++Bob: First of all, “the struggling” thing is really important. Lots of LGBTQ+ people are perfectly happy where they are and defend their lifestyle choices loudly and proudly. There’s no struggle for them. I know about this as do other people I mentioned in the book. I felt this way myself for years.
++However, eventually, for some of us a struggle begins. It may be self-driven, perhaps a longing for an earlier identity which we have abandoned. It may be socially driven, perhaps a desire to fit into a different group where social needs are met without sexual expectations. It may be Spirit-driven, perhaps God is behind the struggle. It may be any combination of these factors. The point of all this is that at some point a real struggle begins.
++If you are struggling with temptations re: homosexuality and you want out, I’m here to tell you that there is HOPE. You’ll hear a lot of voices these days tell you that sexuality is fluid and can be changed. Other voices tell you that sexuality is fixed and cannot be changed. Still other voices will say that you can only change in one direction, but not the other. It certainly is confusing. My experience is that meaningful change can be experienced, so don’t give up!

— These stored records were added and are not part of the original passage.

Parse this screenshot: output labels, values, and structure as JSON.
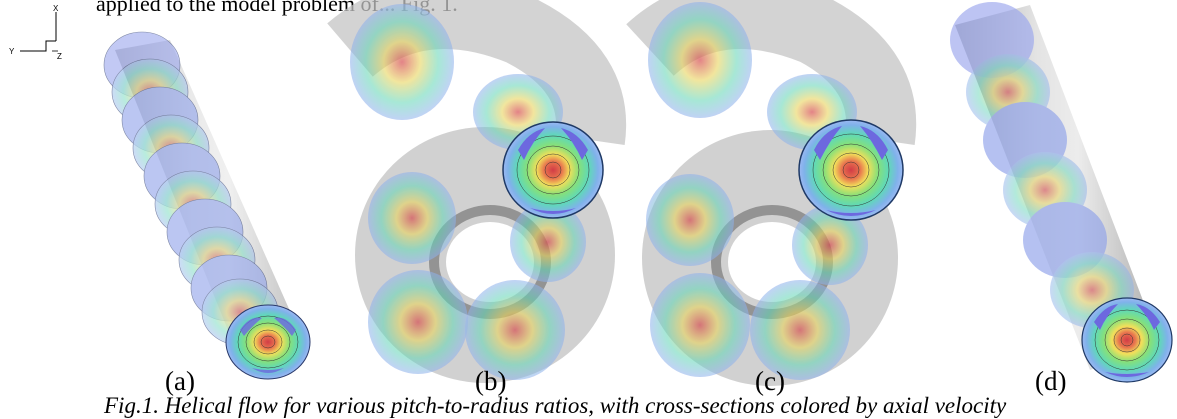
{
  "header": {
    "cut_line": "applied to the model problem of... Fig. 1."
  },
  "axes": {
    "y": "Y",
    "x": "X",
    "z": "Z"
  },
  "panels": [
    {
      "label": "(a)"
    },
    {
      "label": "(b)"
    },
    {
      "label": "(c)"
    },
    {
      "label": "(d)"
    }
  ],
  "caption": "Fig.1. Helical flow for various pitch-to-radius ratios, with cross-sections colored by axial velocity",
  "colors": {
    "core": "#d9464a",
    "mid": "#f0e35a",
    "outer": "#5fd9b8",
    "edge": "#7aa7e0",
    "vortex": "#6d68df",
    "tube": "#b5b5b5"
  }
}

++Add to the issue of orientation the idea of sexual addiction (which can crop up in anyone) and things get even more complicated. Sexual addiction is the strongest of all addictions and it seems impossible. Often people make attempts to change on their own and are met with defeat. My advice, to begin, is to cry out to God – the giver of life. However, as in my case, you’ll probably discover that God uses people to help you. Counselors, pastors, friends, family are all resources that God uses in our lives. Sometimes God does truly miraculous things, but that doesn’t mean that we can just pray something like “God, deliver me!” and then carry on until a thunderbolt strikes from the blue. Take positive steps of your own as well. The book tells about the things I did which helped me, thinks like getting into a program, purging physical triggers from my home, establishing non-sexual relationships.